Quote from: Scott5114 on December 15, 2018, 05:15:35 AMseeing BASIC called 'elegant' is rather alarming.
Where was it called elegant? Just that it was considered more elegant than specific other languages for the task.

The person in our team given the task of writing the program bodged it together in the final 20-30 minutes (of a week-long lab project) and it worked. The other teams' equivalent was panic coding for an hour and most didn't finish, because none of us had been taught how do this - the very thing we would need to do as Electronic Engineers - in an elegant way.

Our C module in first year was about teaching us basic programming skills using the lowest-level language the CompSci professors would go (so that the lower-level languages we'd use in our actual electronics courses would be application of these skills), and our C++ module was openly (by the curriculum director of our electronic engineering course, who was teaching it) said to be irrelevant for anything other than teaching us an object-orientated language so we'd have a back-up job option as programmers (given we had specifically chosen electronic engineering, and specifically chosen that uni as it was the best for it and most likely to give us jobs, we were not happy with that, and it was a factor in his demotion a year later when the class graduated and the uni fell through the rankings for the course).
QuoteThen again, it was 2006, so maybe the guy hadn't yet heard about things like Python or Lua.
He was in his 50s, and an electronic engineering professor. He'd have heard of these languages, but rarely needed to do programming beyond bespoke tools/machine code, so - with his age - wouldn't have bothered to learn them. If he needed a program in one of these languages, he could get an underling to write it.

vdeane

Quote from: KeithE4Phx on December 15, 2018, 12:03:06 AM
Quote from: Scott5114 on December 14, 2018, 01:15:33 PM
BASIC (especially Visual Basic) kind of sucks as a first language because it teaches you all kinds of bad habits. Nowadays I think they teach Java or Python, both of which are practical languages in their own right.

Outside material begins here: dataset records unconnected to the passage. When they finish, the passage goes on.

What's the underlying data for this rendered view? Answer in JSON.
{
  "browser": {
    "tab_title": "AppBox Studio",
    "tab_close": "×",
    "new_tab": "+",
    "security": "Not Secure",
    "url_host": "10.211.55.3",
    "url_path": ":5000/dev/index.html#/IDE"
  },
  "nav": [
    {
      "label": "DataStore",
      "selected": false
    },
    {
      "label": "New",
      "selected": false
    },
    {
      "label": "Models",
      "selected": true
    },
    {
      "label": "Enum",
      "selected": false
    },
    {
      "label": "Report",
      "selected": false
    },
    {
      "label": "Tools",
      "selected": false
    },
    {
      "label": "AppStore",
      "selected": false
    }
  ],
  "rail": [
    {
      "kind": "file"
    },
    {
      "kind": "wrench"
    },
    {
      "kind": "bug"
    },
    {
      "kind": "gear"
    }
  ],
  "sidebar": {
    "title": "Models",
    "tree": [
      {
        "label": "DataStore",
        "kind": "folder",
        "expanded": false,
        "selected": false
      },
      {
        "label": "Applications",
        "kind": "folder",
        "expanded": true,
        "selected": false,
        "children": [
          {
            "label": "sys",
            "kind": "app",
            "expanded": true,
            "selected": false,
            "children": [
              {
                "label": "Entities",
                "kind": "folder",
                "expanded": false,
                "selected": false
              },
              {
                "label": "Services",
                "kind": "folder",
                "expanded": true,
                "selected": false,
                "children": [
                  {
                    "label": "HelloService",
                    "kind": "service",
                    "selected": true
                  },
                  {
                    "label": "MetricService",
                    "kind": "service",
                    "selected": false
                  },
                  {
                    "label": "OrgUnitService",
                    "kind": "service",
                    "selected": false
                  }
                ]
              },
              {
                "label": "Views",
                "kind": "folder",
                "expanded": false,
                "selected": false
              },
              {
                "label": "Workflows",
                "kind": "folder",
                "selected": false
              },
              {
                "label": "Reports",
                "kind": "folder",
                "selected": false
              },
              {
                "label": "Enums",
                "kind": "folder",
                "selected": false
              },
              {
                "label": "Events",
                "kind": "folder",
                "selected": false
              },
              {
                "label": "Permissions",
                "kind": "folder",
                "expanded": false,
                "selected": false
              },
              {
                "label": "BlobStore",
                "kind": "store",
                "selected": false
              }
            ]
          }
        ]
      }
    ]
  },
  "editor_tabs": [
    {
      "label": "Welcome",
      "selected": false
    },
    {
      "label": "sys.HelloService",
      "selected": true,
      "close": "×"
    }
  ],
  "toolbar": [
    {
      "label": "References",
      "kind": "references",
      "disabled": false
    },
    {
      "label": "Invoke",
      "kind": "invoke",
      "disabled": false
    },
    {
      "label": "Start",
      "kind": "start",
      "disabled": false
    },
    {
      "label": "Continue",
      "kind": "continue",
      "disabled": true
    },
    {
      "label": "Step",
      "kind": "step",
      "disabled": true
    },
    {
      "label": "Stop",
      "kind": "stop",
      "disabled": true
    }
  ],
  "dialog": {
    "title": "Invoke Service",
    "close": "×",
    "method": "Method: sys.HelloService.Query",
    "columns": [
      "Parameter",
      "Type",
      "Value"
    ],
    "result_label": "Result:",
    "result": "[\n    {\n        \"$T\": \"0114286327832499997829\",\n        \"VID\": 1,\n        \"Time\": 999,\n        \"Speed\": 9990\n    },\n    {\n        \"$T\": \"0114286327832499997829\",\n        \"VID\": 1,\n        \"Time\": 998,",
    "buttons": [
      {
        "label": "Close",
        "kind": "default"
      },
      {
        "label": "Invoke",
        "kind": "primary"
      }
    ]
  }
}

Is anybody using Basic of any kind anymore, other than for maintaining old software?  The last time I used Visual Basic was about 20 years ago, and QuickBasic about 5 years before that.  Today, anyone who needs an interpreted language uses Python, Perl, Java, or Ruby.  They're modern and they're free, even on Windows.  BASIC in all its forms has gone the way of Forth and Pascal -- to the Museum of Antique Programming.  In other words:  It's dead, Jim.

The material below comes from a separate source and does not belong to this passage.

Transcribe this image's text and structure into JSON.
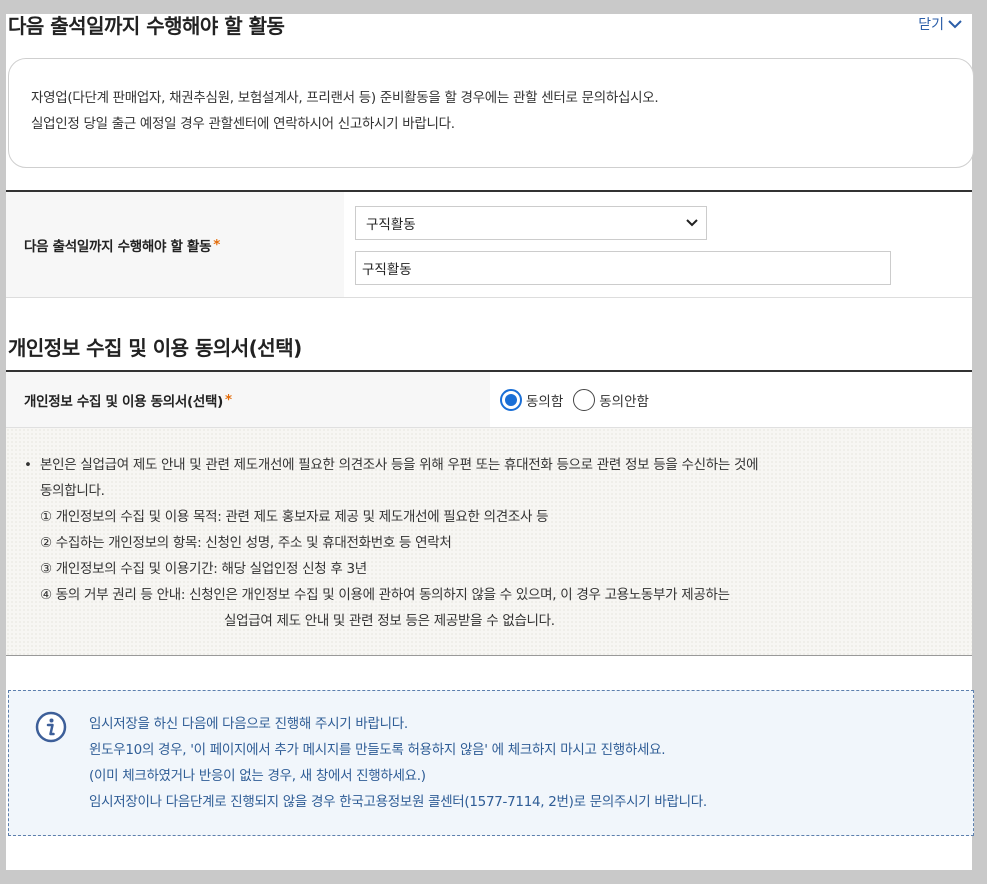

Atari Basic was well done, and had some things that sped up execution, and had hooks into Atari's OS, but it was non-standard and only worked on the 8-bit machines (400, 800, 1200XL), not the ST series.  Everybody else used a version of Microsoft Basic (Applesoft, BasicA, GWBasic, Extended Color Basic, etc).  Even Atari offered a version of Microsoft Basic on disk, beginning in 1983 or so.  I used my Atari 800 regularly from the time I bought it in 1983 until I could afford a real PC in '88 -- I still have the thing, sitting in storage.  Atari Basic served me well, but Microsoft Basic was more important for my job.  I could write programs with it on my Atari and be able to use it on an XT at work with minimal porting.
Excel still uses VBA for macros.  A while back, we were designing "trackers" for many tasks, and a manager wanted the date/time added to the header so he would know which one of his printouts was the most recent.  Me, being lazy, wrote a macro to add a timestamp every time the file is saved.